Роберта подходила к каждому выбранному Доун парню, как из их класса, так и из других, и доверительно шептала о вечеринке, многозначительно намекая на её необычность. Она также добавляла, что там будет Доун. Наслышанные о её свободолюбивой, а точнее, свободнолюбовной натуре, парни, мечтавшие заиметь такую красавицу в подружки, сразу решали, что обязательно придут. Категорическим условием ставилось отсутствие наркотиков и алкоголя, Роберта многозначительно шептала, что наслаждения будут иного рода, хотя сама она перед вечеринкой обязательно намеревалась вдохнуть в себя пару линий кокаина. Доун терпеть не могла алкоголь и наркотики, потому что они не позволяли парням быстро кончить и вообще становились источником разного рода беспорядка, который она не могла допустить в доме родителей. Доун предпочитала, чтобы гость, исполнив свой сладкий долг по отношению к ней, убирался и напивался или накуривался вне её дома, празднуя свою победу над ней, а Доун могла бы переключиться на очередного парня, пьяного от желания обладать ею, а не от виски или марихуаны.

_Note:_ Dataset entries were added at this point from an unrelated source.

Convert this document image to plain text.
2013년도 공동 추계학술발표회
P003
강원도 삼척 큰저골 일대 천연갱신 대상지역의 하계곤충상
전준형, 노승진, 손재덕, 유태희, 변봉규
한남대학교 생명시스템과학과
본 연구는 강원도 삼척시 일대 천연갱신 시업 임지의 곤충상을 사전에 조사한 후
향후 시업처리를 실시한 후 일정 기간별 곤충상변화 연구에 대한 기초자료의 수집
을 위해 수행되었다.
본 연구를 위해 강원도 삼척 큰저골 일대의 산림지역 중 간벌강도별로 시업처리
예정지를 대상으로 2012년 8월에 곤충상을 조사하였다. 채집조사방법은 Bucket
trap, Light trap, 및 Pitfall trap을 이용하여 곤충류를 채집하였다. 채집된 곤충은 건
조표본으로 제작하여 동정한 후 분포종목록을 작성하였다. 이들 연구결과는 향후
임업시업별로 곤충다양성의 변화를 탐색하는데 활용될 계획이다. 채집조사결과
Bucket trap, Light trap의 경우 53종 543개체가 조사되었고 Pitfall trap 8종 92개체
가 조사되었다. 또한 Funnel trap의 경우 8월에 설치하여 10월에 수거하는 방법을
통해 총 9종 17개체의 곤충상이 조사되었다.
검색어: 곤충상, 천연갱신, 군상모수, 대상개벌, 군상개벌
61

Доун запретила Роберте курить марихуану, которая снимала, по словам курящей, её напряжение от постоянной неудовлетворённости. На случай, если неожиданно появятся взрослые, Доун хотела, чтобы не оказалось никаких улик, чтобы вечеринка представлялась абсолютно невинной. А в том, что она намеревалась совершить, у взрослых не хватило бы духа её заподозрить.

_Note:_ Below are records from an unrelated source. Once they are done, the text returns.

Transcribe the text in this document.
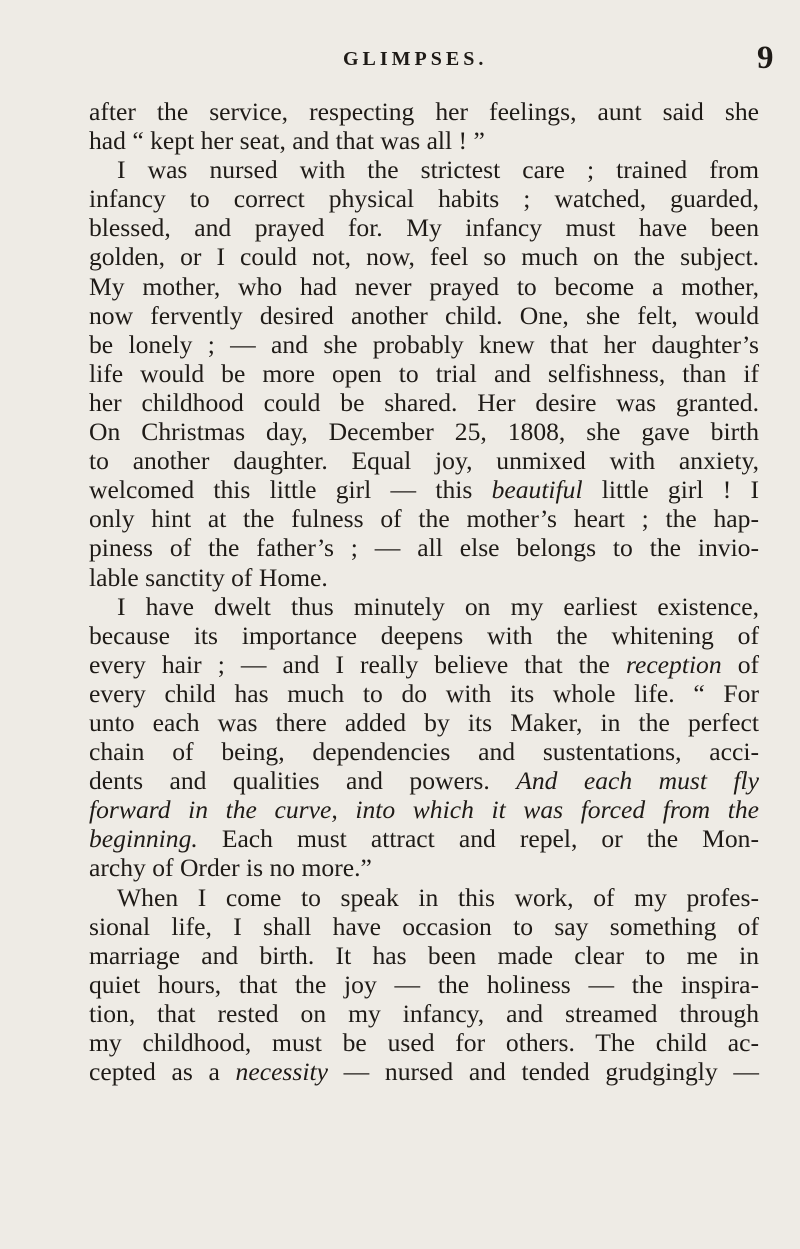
GLIMPSES.	9
after the service, respecting her feelings, aunt said she
had “ kept her seat, and that was all ! ”
I was nursed with the strictest care ; trained from
infancy to correct physical habits ; watched, guarded,
blessed, and prayed for. My infancy must have been
golden, or I could not, now, feel so much on the subject.
My mother, who had never prayed to become a mother,
now fervently desired another child. One, she felt, would
be lonely ; — and she probably knew that her daughter’s
life would be more open to trial and selfishness, than if
her childhood could be shared. Her desire was granted.
On Christmas day, December 25, 1808, she gave birth
to another daughter. Equal joy, unmixed with anxiety,
welcomed this little girl — this beautiful little girl ! I
only hint at the fulness of the mother’s heart ; the hap-
piness of the father’s ; — all else belongs to the invio-
lable sanctity of Home.
I have dwelt thus minutely on my earliest existence,
because its importance deepens with the whitening of
every hair ; — and I really believe that the reception of
every child has much to do with its whole life. “ For
unto each was there added by its Maker, in the perfect
chain of being, dependencies and sustentations, acci-
dents and qualities and powers. And each must fly
forward in the curve, into which it was forced from the
beginning. Each must attract and repel, or the Mon-
archy of Order is no more.”
When I come to speak in this work, of my profes-
sional life, I shall have occasion to say something of
marriage and birth. It has been made clear to me in
quiet hours, that the joy — the holiness — the inspira-
tion, that rested on my infancy, and streamed through
my childhood, must be used for others. The child ac-
cepted as a necessity — nursed and tended grudgingly —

Где будет проходить вечеринка – было главным секретом, и адрес Роберта выдавала только в самый день веселья, чтобы не явились незваные гости.
* * *
Джордж, под два метра бывший профессиональный футболист, ехал на gang bang с великим воодушевлением. Его недавно приняли в члены интернетовской группы, в которой каждая женщина принимала множество мужчин. Администратором группы была некая женщина, обещавшая красавицу 42 лет, жадную до длинной очереди мужчин, а также предлагавшая себя, всегда готовую с помощью своего рта держать мужчин в готовом для красавицы состоянии.

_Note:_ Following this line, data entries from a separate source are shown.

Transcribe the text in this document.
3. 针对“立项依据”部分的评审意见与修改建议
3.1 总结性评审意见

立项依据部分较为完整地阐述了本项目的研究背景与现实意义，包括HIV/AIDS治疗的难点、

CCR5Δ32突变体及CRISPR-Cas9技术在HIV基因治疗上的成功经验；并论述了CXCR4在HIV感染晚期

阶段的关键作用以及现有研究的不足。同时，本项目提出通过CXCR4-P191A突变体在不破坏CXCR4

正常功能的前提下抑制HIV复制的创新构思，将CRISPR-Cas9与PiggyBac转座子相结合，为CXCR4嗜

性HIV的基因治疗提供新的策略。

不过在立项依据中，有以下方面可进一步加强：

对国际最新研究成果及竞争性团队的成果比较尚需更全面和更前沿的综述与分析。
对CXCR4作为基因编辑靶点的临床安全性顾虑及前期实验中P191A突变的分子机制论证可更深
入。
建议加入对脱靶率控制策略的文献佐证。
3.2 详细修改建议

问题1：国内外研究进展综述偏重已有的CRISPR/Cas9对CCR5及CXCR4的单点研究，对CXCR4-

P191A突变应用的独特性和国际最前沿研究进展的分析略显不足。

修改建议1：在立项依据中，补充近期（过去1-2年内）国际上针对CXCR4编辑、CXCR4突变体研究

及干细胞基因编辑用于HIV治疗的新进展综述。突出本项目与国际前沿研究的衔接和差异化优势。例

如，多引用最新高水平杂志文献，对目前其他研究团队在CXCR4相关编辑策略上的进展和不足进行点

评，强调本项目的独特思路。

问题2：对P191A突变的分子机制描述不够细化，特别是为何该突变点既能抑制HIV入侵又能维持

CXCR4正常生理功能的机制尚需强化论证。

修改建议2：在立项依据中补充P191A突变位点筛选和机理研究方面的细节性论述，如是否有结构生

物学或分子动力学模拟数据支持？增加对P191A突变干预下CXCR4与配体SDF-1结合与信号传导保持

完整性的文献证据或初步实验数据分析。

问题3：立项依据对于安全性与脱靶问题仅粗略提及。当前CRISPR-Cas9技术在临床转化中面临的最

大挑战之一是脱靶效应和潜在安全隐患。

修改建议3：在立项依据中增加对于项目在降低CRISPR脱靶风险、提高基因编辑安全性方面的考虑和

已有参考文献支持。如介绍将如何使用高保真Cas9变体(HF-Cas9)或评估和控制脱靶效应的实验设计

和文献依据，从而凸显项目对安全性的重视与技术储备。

Джордж живо представил эту ситуацию, и она для него показалась идеальной, а вернее – идиллией, потому что с него снималась всякая ответственность за соблазнение, возбуждение и удовлетворение женщины, а также за проведение какого-либо времени с ней до и после совокупления, и при всём при том ему гарантировалось бесплатное наслаждение с явно похотливой и красивой самкой, а значит – желающей его в момент совокупления. На то, что будет потом, Джорджу было наплевать, он говорил: "После меня – хоть потоп спермы". Впрочем, потоп до него тоже мало волновал Джорджа, если женщина легко этот потоп поглощала.
Жена Джорджа долгие годы чуть ли не враждебно выражала неудовлетворённость сексуальными способностями мужа, однако последнее время эти жалобы прекратились совместно с самими совокуплениями: она полюбила женщин и этого не скрывала. Джорджа сие вполне устраивало: главное, чтобы жена перестала унижать его и больше не издевалась над его скоротечностью. Дети для Джорджа были важнее всего, и потому он сносил озлобленность жены, молча принимая на себя вину за её неудовлетворённость.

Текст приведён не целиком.